Would it have been easier to take a stand if Simmons was a two-star recruit? “I can’t answer that,” Stricklin said. (Scout.com rated Simmons the No. 10 prospect in the country and a five-star.)
I can, but it’s not a simple answer. Having discussed the Mixon decision with people at Oklahoma, the trickiest part in both cases is that kicking the player off the team would have resulted in another school snapping him up and allowing him to play immediately. Then he would face essentially no punishment at all. Sooners officials settled on a one-year suspension and a ban from all team activities and privileges. Their attitude was, at least he had to deal with that. A quick recruiting frenzy would have happened had Mississippi State cut Simmons loose.
Still, one game?
It would be better if athletic directors and football coaches didn’t have to make these decisions. If men actually went to jail for punching women*, suspension lengths wouldn’t be a concern. If men worried their freedom might be taken away, maybe they wouldn’t swing. But it takes a few times getting caught before jail time becomes an issue, so instead we must rely on coaches and ADs to make these decisions.

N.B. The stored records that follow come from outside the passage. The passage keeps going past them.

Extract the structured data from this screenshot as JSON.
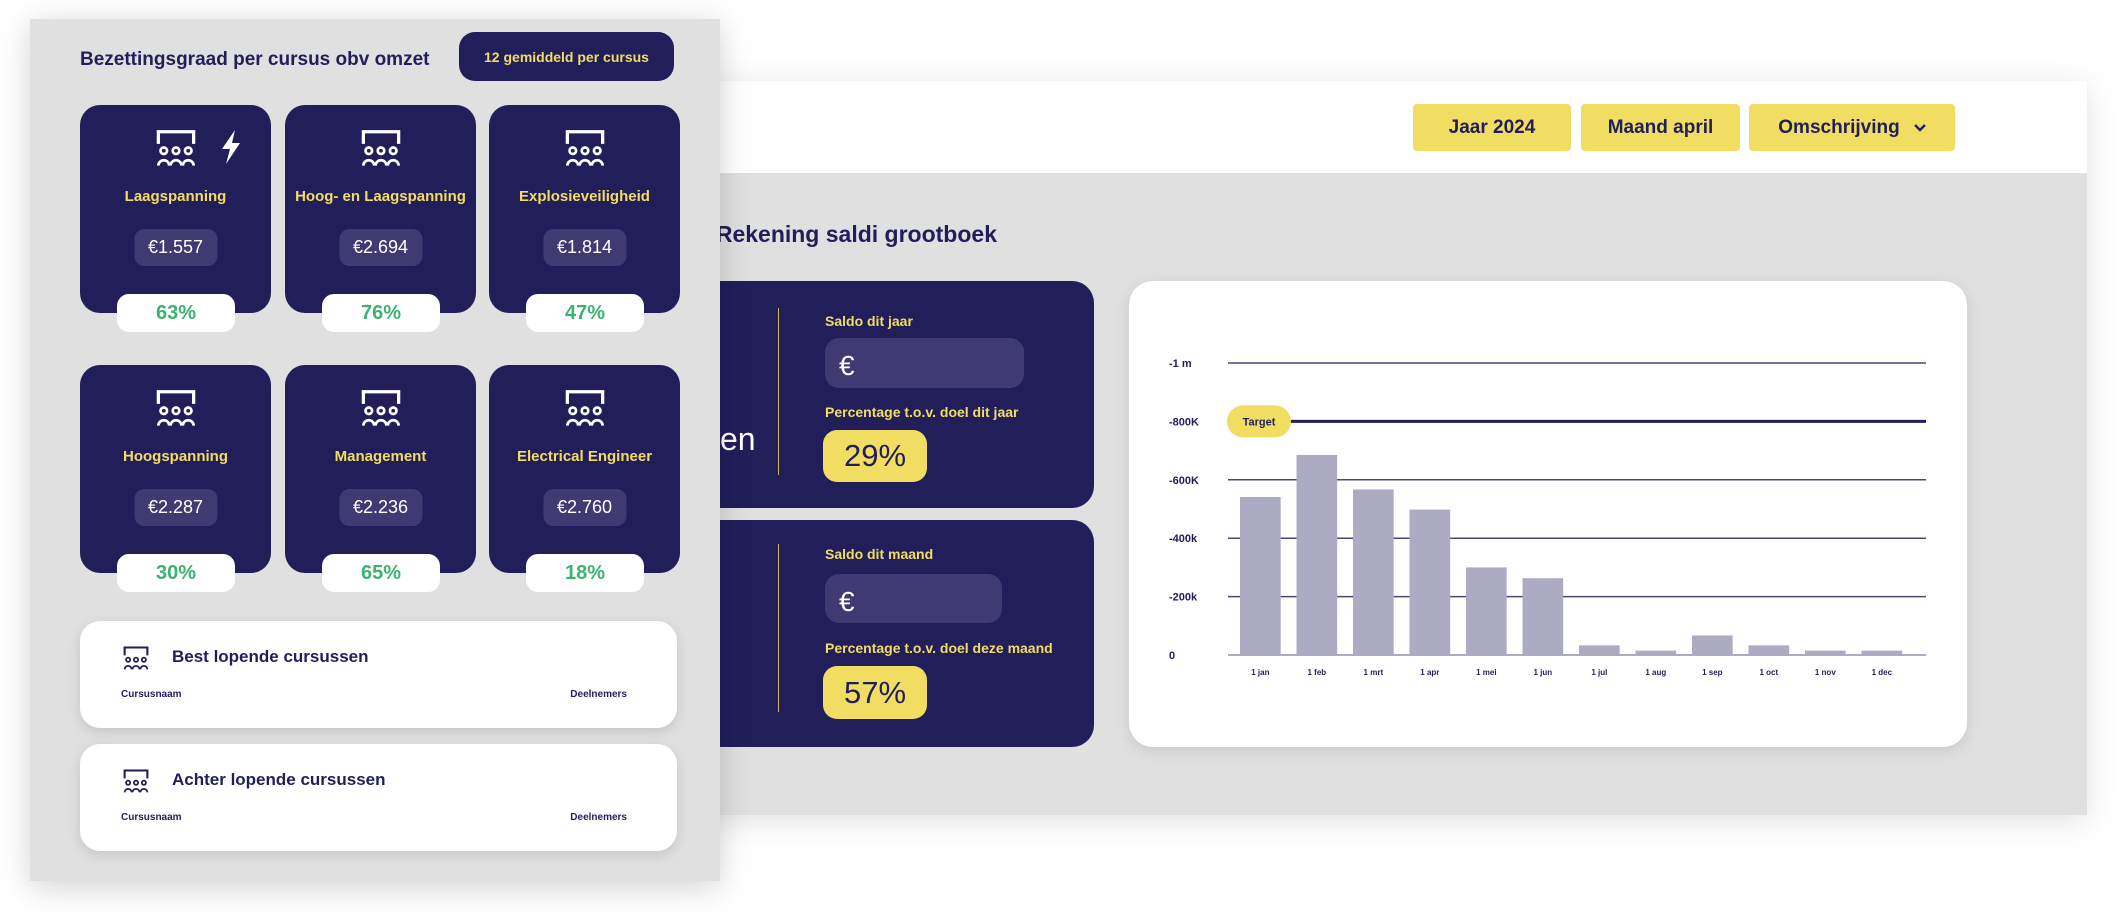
{
  "colors": {
    "navy": "#211e5a",
    "yellow": "#f2dd63",
    "green": "#3cb371",
    "bar": "#adabc3",
    "panel": "#e0e0e0"
  },
  "filters": {
    "year": "Jaar 2024",
    "month": "Maand april",
    "description": "Omschrijving"
  },
  "section_title": "g. Rekening saldi grootboek",
  "partial_label": "en",
  "year_card": {
    "saldo_label": "Saldo dit jaar",
    "saldo_value": "€",
    "pct_label": "Percentage t.o.v. doel dit jaar",
    "pct_value": "29%"
  },
  "month_card": {
    "saldo_label": "Saldo dit maand",
    "saldo_value": "€",
    "pct_label": "Percentage t.o.v. doel deze maand",
    "pct_value": "57%"
  },
  "chart_data": {
    "type": "bar",
    "categories": [
      "1 jan",
      "1 feb",
      "1 mrt",
      "1 apr",
      "1 mei",
      "1 jun",
      "1 jul",
      "1 aug",
      "1 sep",
      "1 oct",
      "1 nov",
      "1 dec"
    ],
    "values": [
      -541000,
      -685000,
      -567000,
      -498000,
      -300000,
      -263000,
      -33000,
      -15000,
      -67000,
      -33000,
      -15000,
      -15000
    ],
    "yticks": [
      {
        "v": 0,
        "label": "0"
      },
      {
        "v": -200000,
        "label": "-200k"
      },
      {
        "v": -400000,
        "label": "-400k"
      },
      {
        "v": -600000,
        "label": "-600K"
      },
      {
        "v": -800000,
        "label": "-800K"
      },
      {
        "v": -1000000,
        "label": "-1 m"
      }
    ],
    "ylim": [
      0,
      -1000000
    ],
    "target": {
      "label": "Target",
      "value": -800000
    },
    "grid": true
  },
  "left": {
    "title": "Bezettingsgraad per cursus obv omzet",
    "badge": "12 gemiddeld per cursus",
    "courses": [
      {
        "name": "Laagspanning",
        "price": "€1.557",
        "pct": "63%",
        "icon": "classroom-icon",
        "extra_icon": "lightning-icon"
      },
      {
        "name": "Hoog- en Laagspanning",
        "price": "€2.694",
        "pct": "76%",
        "icon": "classroom-icon"
      },
      {
        "name": "Explosieveiligheid",
        "price": "€1.814",
        "pct": "47%",
        "icon": "classroom-icon"
      },
      {
        "name": "Hoogspanning",
        "price": "€2.287",
        "pct": "30%",
        "icon": "classroom-icon"
      },
      {
        "name": "Management",
        "price": "€2.236",
        "pct": "65%",
        "icon": "classroom-icon"
      },
      {
        "name": "Electrical Engineer",
        "price": "€2.760",
        "pct": "18%",
        "icon": "classroom-icon"
      }
    ],
    "lists": [
      {
        "title": "Best lopende cursussen",
        "col1": "Cursusnaam",
        "col2": "Deelnemers"
      },
      {
        "title": "Achter lopende cursussen",
        "col1": "Cursusnaam",
        "col2": "Deelnemers"
      }
    ]
  }
}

*Yes, I view a man punching a woman as a completely different offense than a man punching a man. I realize the courts probably can’t make that distinction in non-domestic cases. I also realize it makes me some sort of neo-chauvinist. I don’t care. My parents raised me to believe that men don’t punch women. Period.
At a certain point, school officials must decide and declare what kind of behavior they deem unacceptable. The one-game suspension Mississippi State announced Wednesday shows how much the Bulldogs actually care about this issue. “It sends a message that there is going to be a consequence,” Stricklin said.
It sends a message all right. Don’t punch women, because you might miss the South Alabama game.